Recent Advances in MOF‐Derived Single Atom Catalysts for Electrochemical Applications

Abstract Electrocatalysis plays a critical role in clean energy conversion, enabling great improvement for future sustainable technologies. Single atom catalysts (SACs) derived from metal–organic framework (MOF) are emerging extraordinary materials in electrochemical catalytic applications. Covering the merits of unique electronic structure, low‐coordination environment, quantum size effect, and metal–support interaction, SACs promise enhanced electrocatalytic activity, stability, and selectivity in the field of clean energy conversion. In this article, MOF synthesis routes to afford well‐dispersed SACs along with the respective synthesis mechanism are systematically reviewed first, and typical examples of each strategy are carefully discussed.

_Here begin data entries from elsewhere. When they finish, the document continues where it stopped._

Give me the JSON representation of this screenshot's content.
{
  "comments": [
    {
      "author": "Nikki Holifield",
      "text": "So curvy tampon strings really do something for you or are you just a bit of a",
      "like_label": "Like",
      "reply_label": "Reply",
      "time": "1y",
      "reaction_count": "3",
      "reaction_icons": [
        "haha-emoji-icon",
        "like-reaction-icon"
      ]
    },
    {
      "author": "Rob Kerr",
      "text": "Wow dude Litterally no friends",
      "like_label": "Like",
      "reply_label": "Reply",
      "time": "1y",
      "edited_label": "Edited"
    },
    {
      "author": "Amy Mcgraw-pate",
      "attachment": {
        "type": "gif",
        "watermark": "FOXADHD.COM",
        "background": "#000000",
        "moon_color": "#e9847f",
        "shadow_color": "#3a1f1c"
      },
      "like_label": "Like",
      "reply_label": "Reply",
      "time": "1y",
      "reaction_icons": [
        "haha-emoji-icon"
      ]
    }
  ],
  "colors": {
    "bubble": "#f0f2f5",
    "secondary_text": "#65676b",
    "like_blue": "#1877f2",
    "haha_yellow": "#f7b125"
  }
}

Then the characterization techniques in understanding the isolated and spatial distribution, local electronic structure, coordination environment for SACs, and insights into stable mechanisms provided by density functional theory (DFT) calculations are summarized. In addition, several important electrocatalytic applications and electrocatalytic mechanisms of the MOF‐derived SACs, including for the oxygen reduction reaction, CO 2 reduction reaction, nitrogen reduction reaction, hydrogen evolution reaction, oxygen evolution reaction, etc., are highlighted. To facilitate the future development of high‐performing SACs, several technical challenges and corresponding research directions are proposed.